Black Lives Matter

As our former Chair, and as a woman of color working with movements for social justice Viveka has often led compassionate reflections with our sangha during moments of national racial tension such as the one we are in now. 

She wanted to offer these personal reflections to our community, along with a Podcast she and Paramananda gave in May.

The sentiments expressed here have the full support of the SFBC Council.

Dear Sangha friends,

I wanted to offer you a podcast to listen to in these times. Paramananda and I met on May 25 to record a podcast for The Buddhist Centre Online. At the time George Floyd had not yet died an unjust death in an encounter with police. Another black man Ahmaud Arbery’s shooting while jogging in Georgia was in the news. Our conversation began with a poem from James Baldwin and opened to reflections about the relevance and purpose of meditation in the times we are in - pandemic, the highlighting of anti-black systemic racism in the disproportionate covid-19 impact  and recent murders of black people in the U.S.

George Floyd.

Breonna Taylor.

Ahmaud Arbery.

Sean Reed.

Tony McDade.

The actual list of names of black people whose deaths link to the toxin of racism is much, much grievously longer. It is a unacceptably growing number of African descended peoples that started in 1619. 1619  the first year enslaved African were shipped and sold to colonialists undertaking the settling and seizing of territories that were home to Native Americans .

If you are not clear about the story of any of the black names above, I ask you to do your work to learn their stories.

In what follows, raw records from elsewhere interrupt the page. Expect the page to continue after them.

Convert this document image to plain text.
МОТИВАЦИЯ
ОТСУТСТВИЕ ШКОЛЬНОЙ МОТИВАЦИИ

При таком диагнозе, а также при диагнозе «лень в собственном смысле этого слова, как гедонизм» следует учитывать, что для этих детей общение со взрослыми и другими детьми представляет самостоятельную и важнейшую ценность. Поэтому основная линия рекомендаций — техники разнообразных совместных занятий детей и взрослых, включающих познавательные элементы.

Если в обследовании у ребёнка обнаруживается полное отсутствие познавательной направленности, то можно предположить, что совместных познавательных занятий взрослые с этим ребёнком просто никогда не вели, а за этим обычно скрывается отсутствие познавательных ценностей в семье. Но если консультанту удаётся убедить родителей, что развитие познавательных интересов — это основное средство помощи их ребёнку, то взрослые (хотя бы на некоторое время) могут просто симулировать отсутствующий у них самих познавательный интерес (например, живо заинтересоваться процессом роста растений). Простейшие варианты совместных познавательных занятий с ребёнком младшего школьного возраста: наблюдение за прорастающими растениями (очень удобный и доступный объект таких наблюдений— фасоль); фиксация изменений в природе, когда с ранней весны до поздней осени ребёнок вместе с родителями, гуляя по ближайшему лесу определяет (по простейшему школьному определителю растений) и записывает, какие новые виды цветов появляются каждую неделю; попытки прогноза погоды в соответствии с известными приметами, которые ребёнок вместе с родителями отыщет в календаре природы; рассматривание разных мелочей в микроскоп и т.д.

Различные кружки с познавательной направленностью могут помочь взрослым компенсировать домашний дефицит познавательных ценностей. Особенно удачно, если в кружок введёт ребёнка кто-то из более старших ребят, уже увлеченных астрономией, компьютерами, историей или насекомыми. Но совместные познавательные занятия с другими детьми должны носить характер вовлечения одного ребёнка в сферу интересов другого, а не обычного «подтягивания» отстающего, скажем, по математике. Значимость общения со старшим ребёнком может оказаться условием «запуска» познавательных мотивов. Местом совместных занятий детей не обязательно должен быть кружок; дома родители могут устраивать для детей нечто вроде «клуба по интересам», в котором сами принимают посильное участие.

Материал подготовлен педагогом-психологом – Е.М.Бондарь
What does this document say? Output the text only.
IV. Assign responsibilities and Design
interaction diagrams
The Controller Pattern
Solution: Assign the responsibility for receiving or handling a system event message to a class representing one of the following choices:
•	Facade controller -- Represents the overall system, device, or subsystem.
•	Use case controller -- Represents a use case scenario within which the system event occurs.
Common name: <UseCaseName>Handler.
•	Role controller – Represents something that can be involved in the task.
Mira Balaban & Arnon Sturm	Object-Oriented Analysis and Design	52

To bear witness. To understand the show of solidarity and moral conscience showing itself in large numbers of people turning up to declare that black lives matter and that we do not want to live in a world of policing that terrorizes black people and communities. This is a moral call and action and a call I resonate with as a dharma practitioner rooted in the first precept fo non-violence and love.  A call that community building is where our nation’s collective energy and resources should be directed, and not to an increasing project of criminalization and surveillance and othering of non-white bodies.

Please practice deep deep empathy about why there may be such an intense response manifesting in protests across this country. Please work hard to see the unjust systems at play in this country that lead to such disparate impacts on black people, black communities. Please resist being distracted into superficial narratives about looting (property loss is not comparable to the persistent unchecked  loss of black lives). I ask you, what is the main story here, the story we should be concerned about? 

Please consider how concern can translate to action - and practice being active. Our practice is inclusive of acts of body, speech and mind. I’m not prescribing what that action should be. I am asking for Buddhists to not reduce the wonderful treasure of dharma to merely its contemplative gifts. In the podcast we ask, “What is the purpose of meditation?"

A final thought, we are now entering pride month. 51 years ago, LGBTQ patrons at the Stonewall Inn, led by people of color - specifically trans women of color - rose up against police brutality. This is not a new struggle. I leave you with the James Baldwin poem.

With love,

Viveka

she/her/hers

For Nothing Is Fixed

For nothing is fixed,
forever, forever, forever,
it is not fixed;
the earth is always shifting,
the light is always changing,
the sea does not cease to grind down rock.
Generations do not cease to be born,
and we are responsible to them
because we are the only witnesses they have.
The sea rises, the light fails,
lovers cling to each other,
and children cling to us.
The moment we cease to hold each other,
the moment we break faith with one another,
the sea engulfs us and the light goes out.